I’ve did a small showcase on how to ad-hoc copy data from one database/object store to another database/object store via Trino. This is definitely not the usecase for which Trino was initially conceived, but I was curious to see if such scenario basically works.
I know that Trino JDBC connectors can benefit of the write_batch_size session property (by default 1000) to speed up writing in the target database.
Can the writing on a JDBC database be done in parallel or only one worker can perform the writing?
In case that there’s parallelism for writing, can there be provided a hint to Trino to avoid doing too many parallel INSERT statements when executing a CTAS or INSERT ... SELECT statement on a larger Trino cluster ?

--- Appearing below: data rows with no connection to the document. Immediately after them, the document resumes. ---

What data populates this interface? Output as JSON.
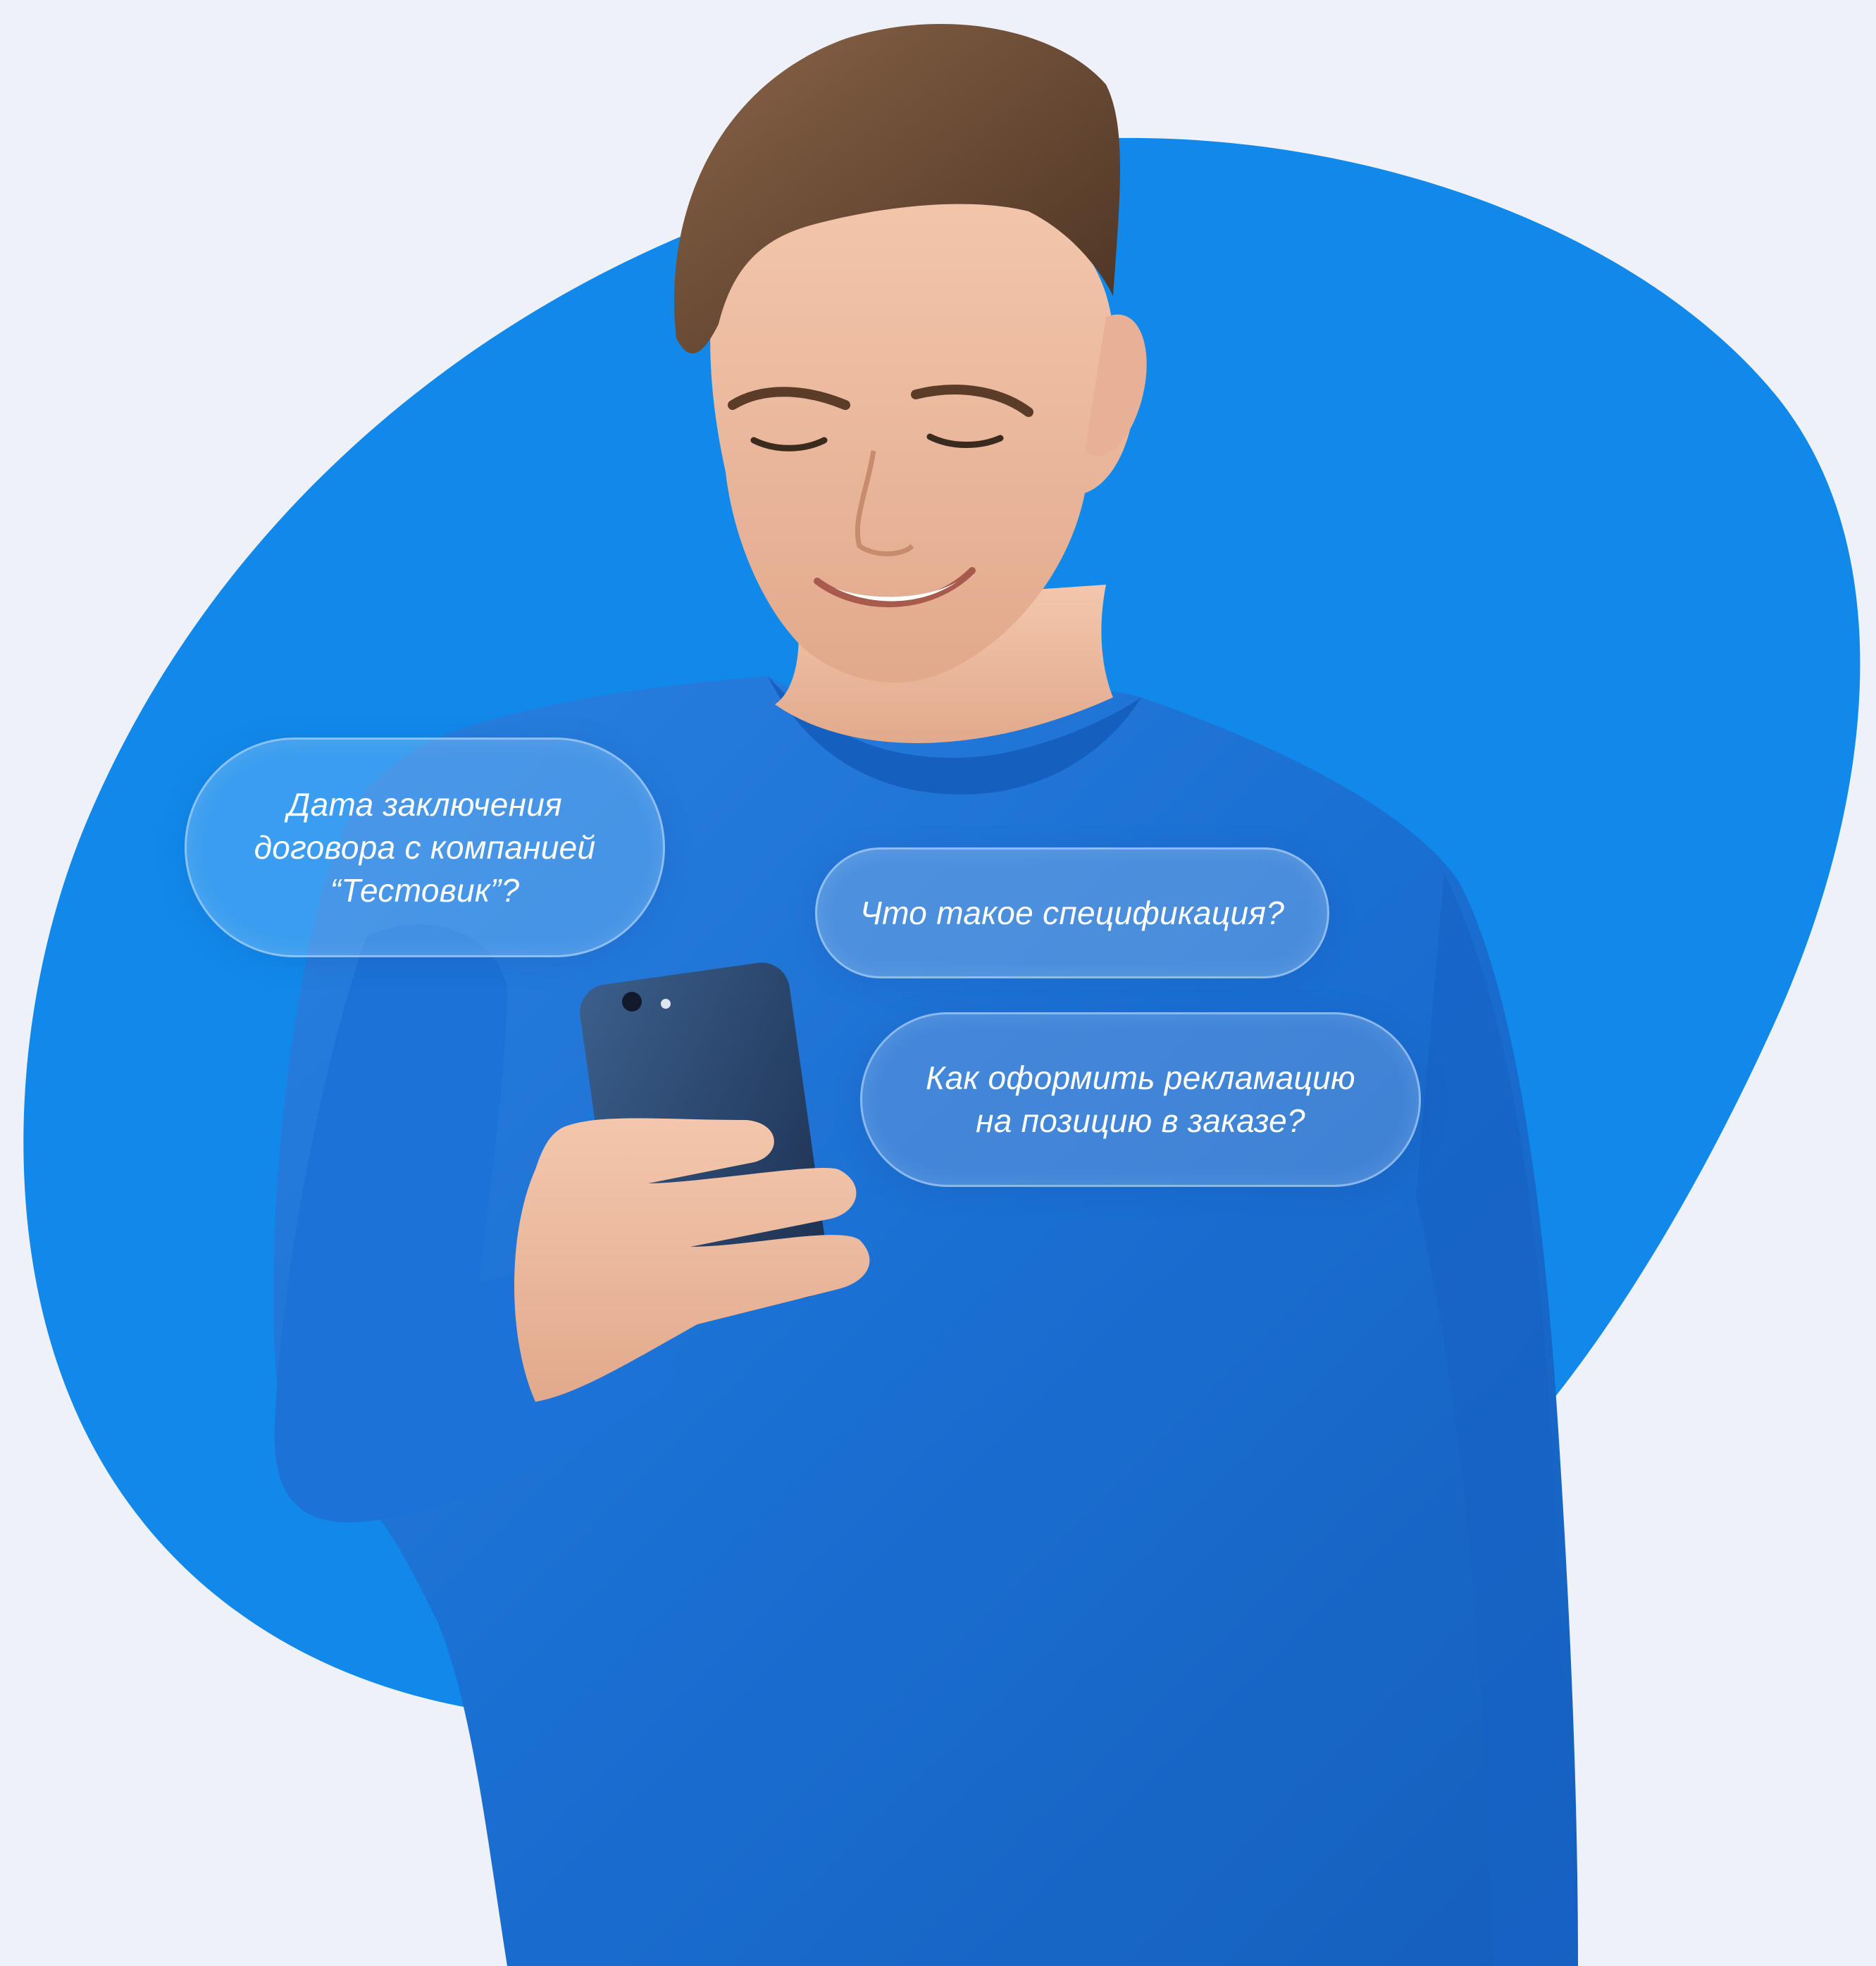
{
  "palette": {
    "background": "#eef1f8",
    "blob": "#1189ea",
    "sweater": "#1a6fd2",
    "bubble_text": "#ffffff"
  },
  "illustration": {
    "subject": "young man in blue sweater looking at smartphone",
    "icons": [
      "person-photo",
      "smartphone-icon"
    ]
  },
  "bubbles": [
    {
      "text": "Дата заключения\nдоговора с компанией\n“Тестовик”?"
    },
    {
      "text": "Что такое спецификация?"
    },
    {
      "text": "Как оформить рекламацию\nна позицию в заказе?"
    }
  ]
}
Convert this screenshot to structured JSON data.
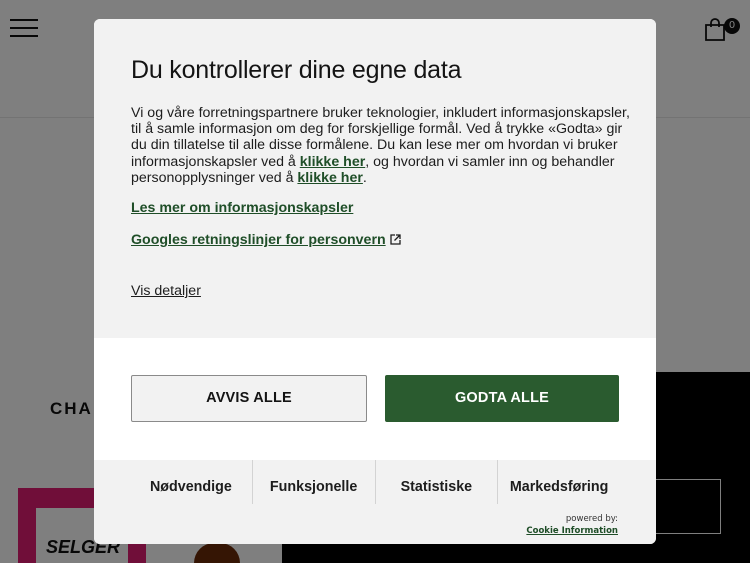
{
  "header": {
    "cart_count": "0"
  },
  "background": {
    "brand_text": "CHA",
    "badge_text": "SELGER"
  },
  "dialog": {
    "title": "Du kontrollerer dine egne data",
    "body_part1": "Vi og våre forretningspartnere bruker teknologier, inkludert informasjonskapsler, til å samle informasjon om deg for forskjellige formål. Ved å trykke «Godta» gir du din tillatelse til alle disse formålene. Du kan lese mer om hvordan vi bruker informasjonskapsler ved å ",
    "link_here_1": "klikke her",
    "body_part2": ", og hvordan vi samler inn og behandler personopplysninger ved å ",
    "link_here_2": "klikke her",
    "body_part3": ".",
    "cookies_link": "Les mer om informasjonskapsler",
    "google_link": "Googles retningslinjer for personvern",
    "show_details": "Vis detaljer",
    "reject_all": "AVVIS ALLE",
    "accept_all": "GODTA ALLE",
    "tabs": [
      "Nødvendige",
      "Funksjonelle",
      "Statistiske",
      "Markedsføring"
    ],
    "powered_by": "powered by:",
    "powered_link": "Cookie Information"
  },
  "colors": {
    "accent": "#2a5b2f",
    "link": "#1f4e28",
    "panel": "#f2f2f2",
    "overlay": "rgba(0,0,0,0.5)"
  },
  "icons": {
    "menu": "hamburger-icon",
    "cart": "shopping-bag-icon",
    "external": "external-link-icon"
  }
}
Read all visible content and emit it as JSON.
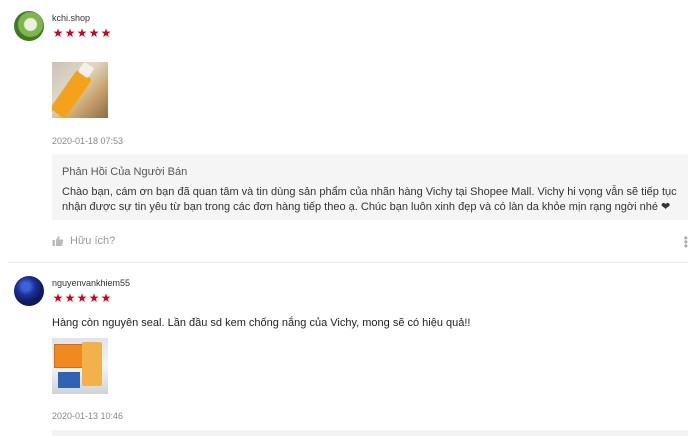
{
  "reviews": [
    {
      "username": "kchi.shop",
      "rating": 5,
      "stars": [
        "★",
        "★",
        "★",
        "★",
        "★"
      ],
      "date": "2020-01-18 07:53",
      "image_desc_icon": "product-photo",
      "seller_reply": {
        "title": "Phản Hồi Của Người Bán",
        "text": "Chào bạn, cám ơn bạn đã quan tâm và tin dùng sản phẩm của nhãn hàng Vichy tại Shopee Mall. Vichy hi vọng vẫn sẽ tiếp tục nhận được sự tin yêu từ bạn trong các đơn hàng tiếp theo ạ. Chúc bạn luôn xinh đẹp và có làn da khỏe mịn rạng ngời nhé ❤"
      },
      "helpful_label": "Hữu ích?"
    },
    {
      "username": "nguyenvankhiem55",
      "rating": 5,
      "stars": [
        "★",
        "★",
        "★",
        "★",
        "★"
      ],
      "comment": "Hàng còn nguyên seal. Lần đầu sd kem chống nắng của Vichy, mong sẽ có hiệu quả!!",
      "date": "2020-01-13 10:46"
    }
  ],
  "colors": {
    "star": "#d0011b",
    "reply_bg": "#f5f5f5"
  },
  "icons": {
    "helpful": "thumbs-up-icon",
    "more": "more-vertical-icon"
  }
}
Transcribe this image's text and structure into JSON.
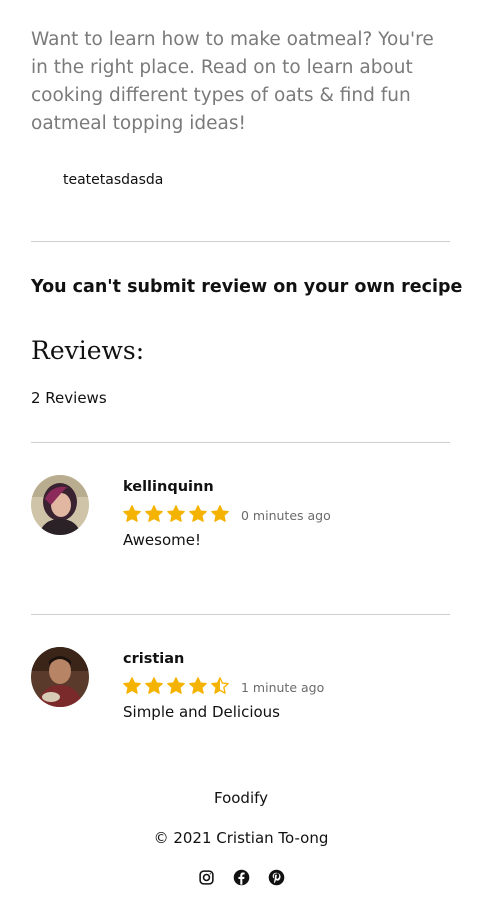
{
  "recipe": {
    "intro": "Want to learn how to make oatmeal? You're in the right place. Read on to learn about cooking different types of oats & find fun oatmeal topping ideas!",
    "extra_text": "teatetasdasda"
  },
  "notice": "You can't submit review on your own recipe",
  "reviews": {
    "heading": "Reviews:",
    "count_label": "2 Reviews",
    "star_color": "#f5b301",
    "items": [
      {
        "name": "kellinquinn",
        "rating": 5,
        "time": "0 minutes ago",
        "text": "Awesome!"
      },
      {
        "name": "cristian",
        "rating": 4.5,
        "time": "1 minute ago",
        "text": "Simple and Delicious"
      }
    ]
  },
  "footer": {
    "brand": "Foodify",
    "copyright": "© 2021 Cristian To-ong",
    "social": [
      "instagram-icon",
      "facebook-icon",
      "pinterest-icon"
    ]
  }
}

To add a little bit more information, here’s how writes work in Trino today (for almost all JDBC connectors).
The query plan has a TableWrite node in case of queries that write data back to a connector.
Depending on the number of tasks that push data into the TableWrite node there can be multiple table-writer tasks running on the cluster - maybe on all workers or maybe on a few of them.
Each writer task writes it’s own output to a “staging” table. Once the coordinator notices that all table writer tasks have finished it “commits” the operation by copying data from the “staging” table into the final table that you used in your query (mostly via SELECT INTO …)
That way it can provide atomicity - if any of the writer tasks fail the staging table can be dropped and the actual table will remain as it was.
It does have a cost though - copying data from the staging into final table takes time. If you want to trade-off that safety for performance you can use the non-transactional inserts feature as described by @Minnesota_Cold .
TL; DR: By default in most of the cases the writes to JDBC connectors happen in parallel. You can try to reduce the number of nodes that perform writes (and all other operations) by reducing hash_partition_count session property (but that affects all operations - not just the write so it may slow down the query).